Effects of Dispersion and Ultraviolet/Ozonolysis Functionalization of Graphite Nanoplatelets on the Electrical Properties of Epoxy Nanocomposites

The influence of liquid dispersive mediums used in the fabrication of graphite nanoplatelets (GNPs) on their morphology as well as the surface state and electrical conductivity of GNPs/epoxy nanocomposites (NCs) was studied in detail. Ultrasonic dispersion of thermally expanded graphite (TEG) in alcohol medium has been found to be the most effective by the time parameter and allows fabrication of GNPs with rather high aspect ratio (102) and low level of defects. Ultrasonic dispersion of TEG in water medium requires a long time (up to 20 h) of ultrasonic action, but the resulting GNPs are characterized by large lateral size and, therefore, a higher aspect ratio (104). The effects of different ultraviolet (UV)/ozone treatment time on GNPs/epoxy NCs morphology and electrical properties were investigated by optical microscopy, scanning electron microscopy (SEM), infrared (IR) spectrometry, and Raman spectroscopy.

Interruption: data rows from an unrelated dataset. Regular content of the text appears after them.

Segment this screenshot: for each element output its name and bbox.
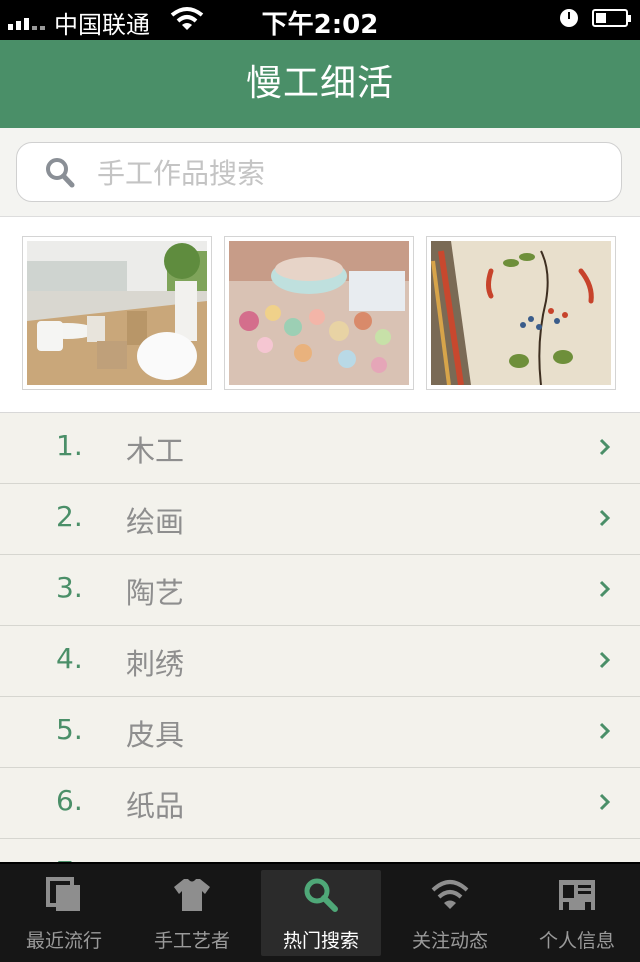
chevron-right-icon (599, 651, 611, 669)
battery-icon (592, 9, 631, 27)
status-time: 下午2:02 (261, 10, 379, 40)
list-item[interactable]: 1. 木工 (0, 413, 640, 484)
layers-icon (46, 877, 80, 911)
chevron-right-icon (599, 509, 611, 527)
featured-thumbnails (0, 217, 640, 413)
list-item-label: 刺绣 (126, 647, 185, 681)
list-item[interactable]: 2. 绘画 (0, 484, 640, 555)
status-bar: 中国联通 下午2:02 (0, 0, 640, 40)
search-icon (304, 878, 338, 912)
list-item[interactable]: 4. 刺绣 (0, 626, 640, 697)
wifi-icon (431, 880, 469, 909)
tab-label: 热门搜索 (282, 930, 359, 952)
search-area (0, 128, 640, 217)
chevron-right-icon (599, 722, 611, 740)
list-item-number: 3. (56, 571, 83, 604)
search-box[interactable] (16, 142, 622, 202)
tab-label: 关注动态 (411, 930, 488, 952)
list-item-number: 1. (56, 429, 83, 462)
list-item[interactable]: 6. 纸品 (0, 768, 640, 839)
tab-label: 最近流行 (25, 930, 102, 952)
tableware-photo (27, 241, 207, 385)
tab-label: 个人信息 (538, 930, 615, 952)
list-item-label: 纸品 (126, 789, 185, 823)
list-item[interactable]: 5. 皮具 (0, 697, 640, 768)
thumbnail-tableware[interactable] (22, 236, 212, 390)
search-icon (46, 158, 75, 188)
tab-hot-search[interactable]: 热门搜索 (261, 870, 381, 956)
nav-bar: 慢工细活 (0, 40, 640, 128)
thumbnail-clay-sweets[interactable] (224, 236, 414, 390)
tab-craftsmen[interactable]: 手工艺者 (132, 870, 252, 956)
tab-personal-info[interactable]: 个人信息 (517, 870, 637, 956)
chevron-right-icon (599, 438, 611, 456)
list-item-number: 4. (56, 642, 83, 675)
thumbnail-botanical-notebook[interactable] (426, 236, 616, 390)
search-input[interactable] (95, 153, 599, 193)
list-item-number: 5. (56, 713, 83, 746)
list-item-label: 绘画 (126, 505, 185, 539)
botanical-notebook-photo (431, 241, 611, 385)
list-item-number: 6. (56, 784, 83, 817)
chevron-right-icon (599, 580, 611, 598)
tab-follow-updates[interactable]: 关注动态 (390, 870, 510, 956)
list-item-number: 2. (56, 500, 83, 533)
list-item-label: 皮具 (126, 718, 185, 752)
alarm-clock-icon (560, 9, 578, 27)
tshirt-icon (174, 879, 210, 911)
tab-recent-popular[interactable]: 最近流行 (4, 870, 124, 956)
category-list: 1. 木工 2. 绘画 3. 陶艺 4. 刺绣 5. 皮具 6. 纸品 7. 家… (0, 413, 640, 910)
list-item-label: 陶艺 (126, 576, 185, 610)
clay-sweets-photo (229, 241, 409, 385)
tab-bar: 最近流行 手工艺者 热门搜索 关注动态 个人信息 (0, 862, 640, 962)
page-title: 慢工细活 (245, 63, 394, 104)
chevron-right-icon (599, 793, 611, 811)
id-card-icon (559, 880, 595, 910)
tab-label: 手工艺者 (153, 930, 230, 952)
list-item[interactable]: 3. 陶艺 (0, 555, 640, 626)
list-item-label: 木工 (126, 434, 185, 468)
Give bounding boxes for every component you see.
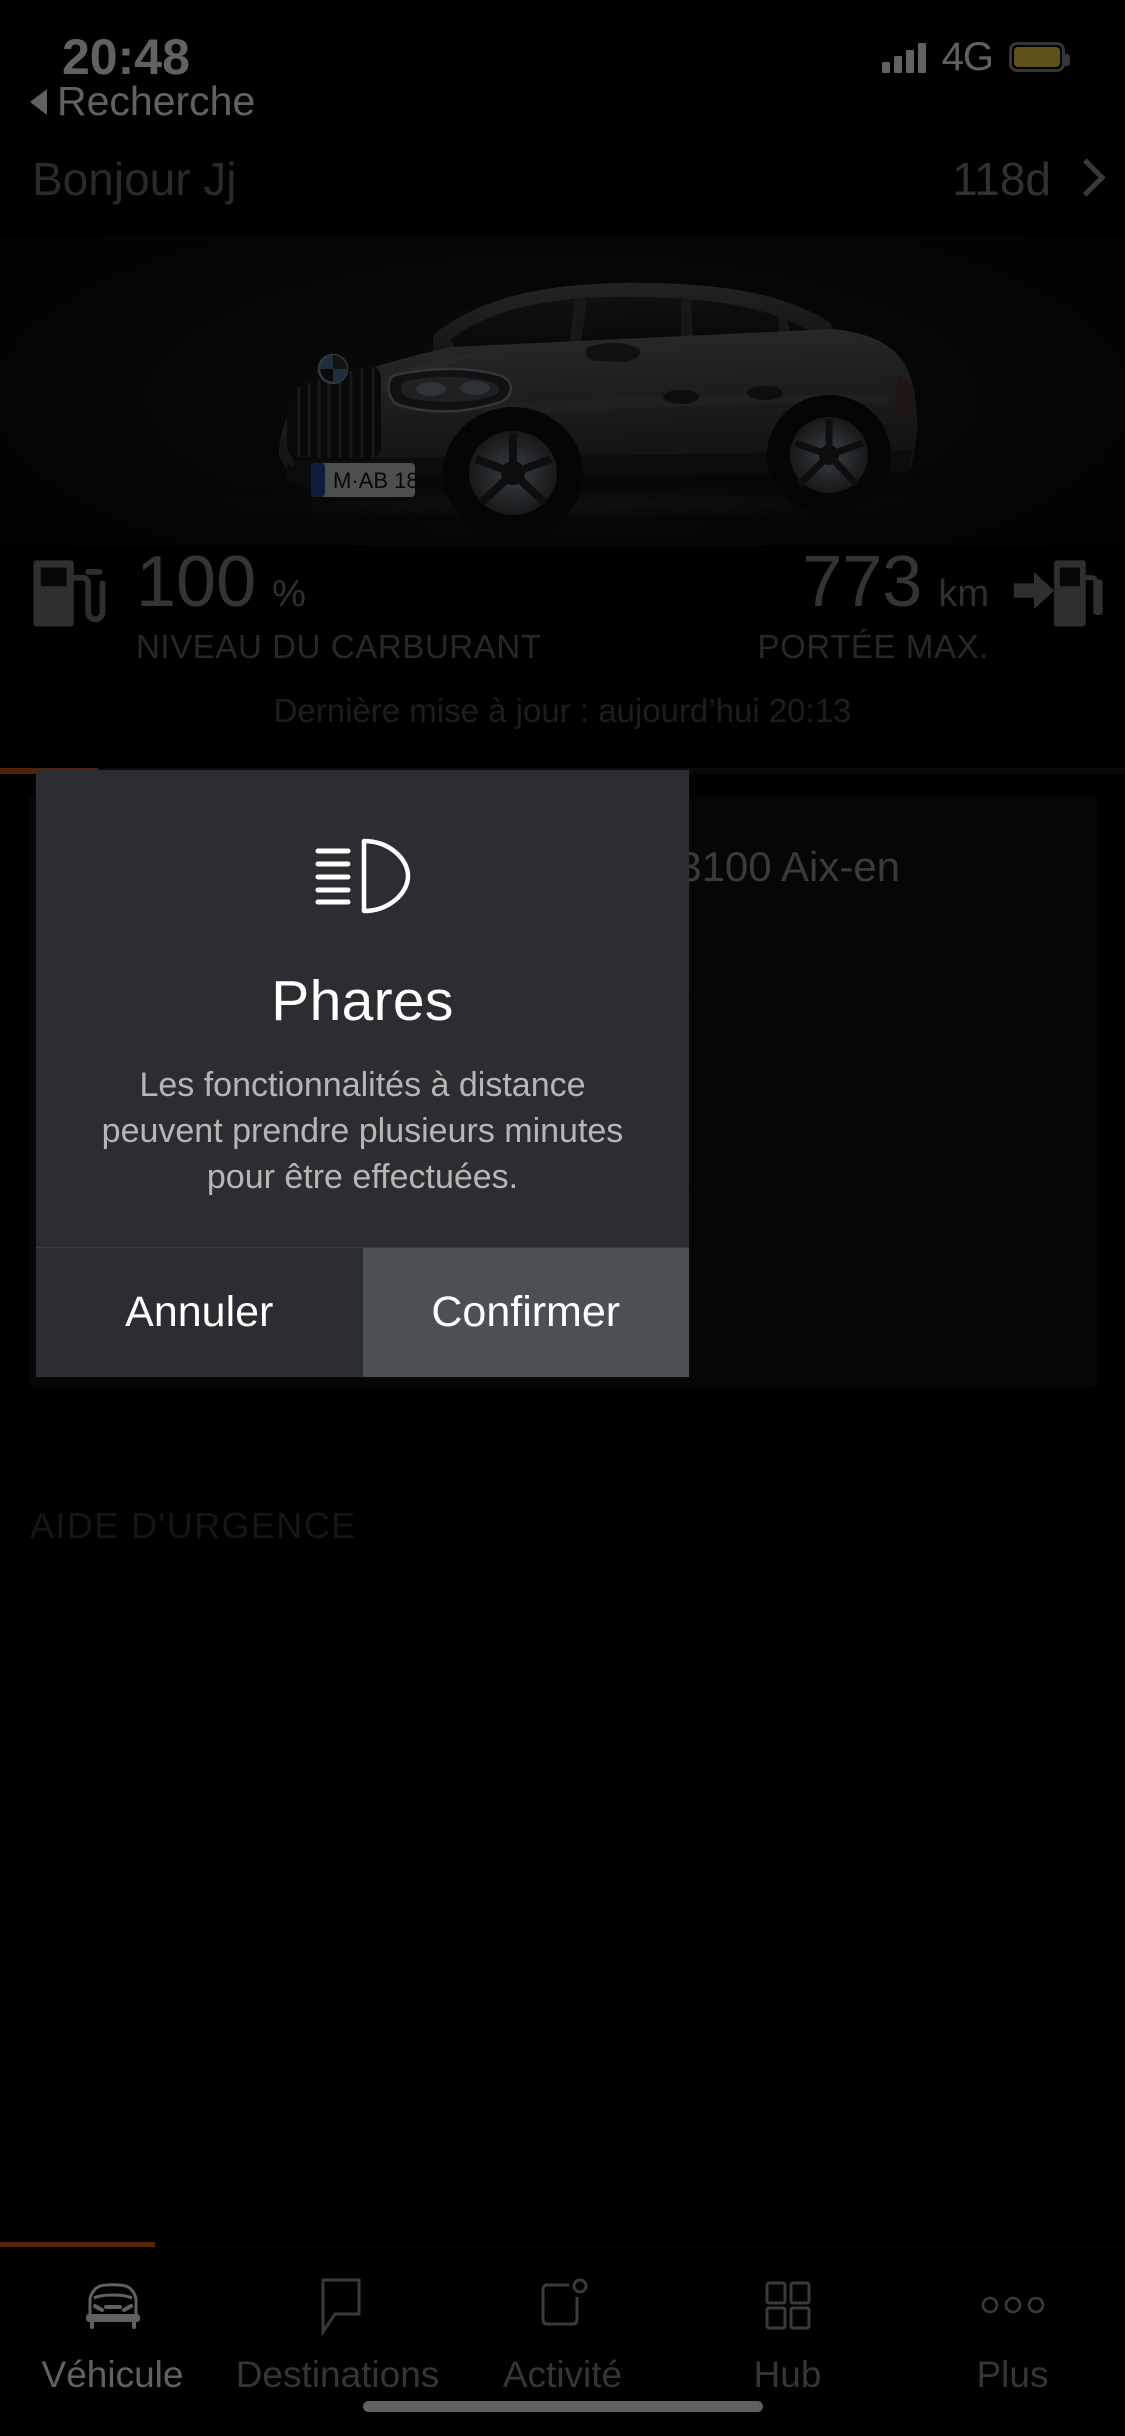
- dialog-body: Phares Les fonctionnalités à distance pe…: [36, 770, 689, 1247]
- dialog-title: Phares: [271, 969, 454, 1033]
- dialog-actions: Annuler Confirmer: [36, 1246, 689, 1377]
- headlight-icon: [80, 828, 645, 924]
- dialog-message: Les fonctionnalités à distance peuvent p…: [101, 1066, 624, 1197]
- confirm-button[interactable]: Confirmer: [362, 1247, 689, 1377]
- app-screen: 20:48 4G Recherche Bonjour Jj 118d: [0, 0, 1125, 2436]
- confirm-dialog: Phares Les fonctionnalités à distance pe…: [36, 770, 689, 1377]
- cancel-button[interactable]: Annuler: [36, 1247, 363, 1377]
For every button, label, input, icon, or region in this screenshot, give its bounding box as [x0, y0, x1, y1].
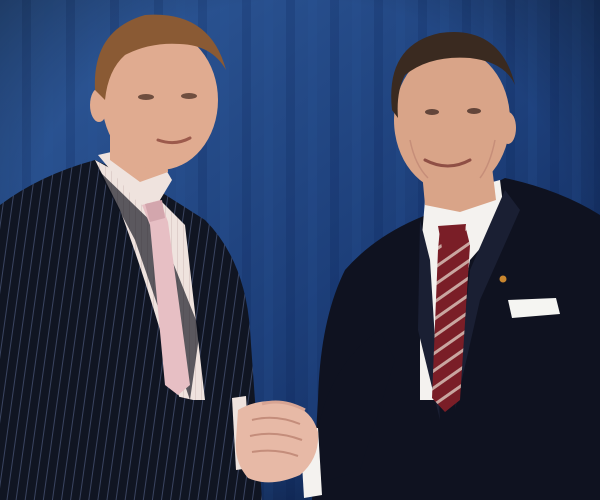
photograph	[0, 0, 600, 500]
photo-canvas	[0, 0, 600, 500]
lapel-pin-icon	[499, 275, 507, 283]
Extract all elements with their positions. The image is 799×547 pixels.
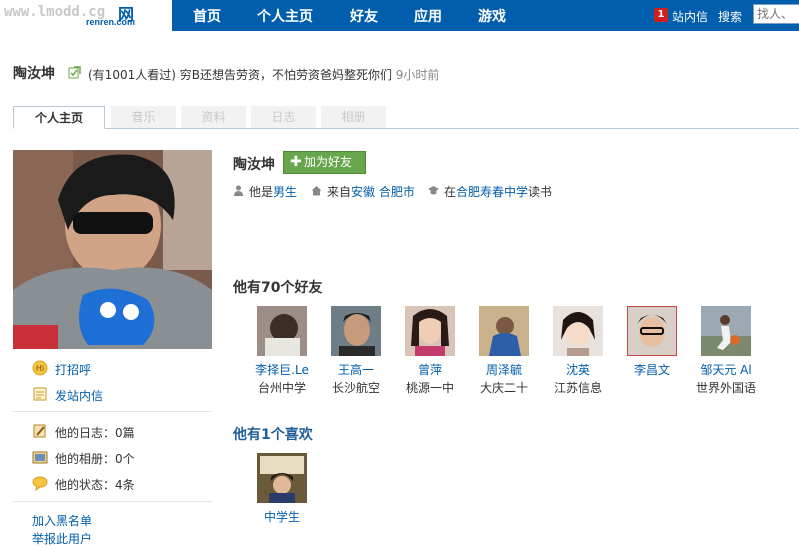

The NCs with GNPs subjected to UV/ozone treatment have shown the increase of electrical conductivity with the increase of UV/ozone treatment time, which can be associated with the improved dispersion and distribution of GNPs within the epoxy matrix as well as decreased contact resistance between individual GNPs in conductive network due to chemical functionalization of GNPs during UV/ozone treatment.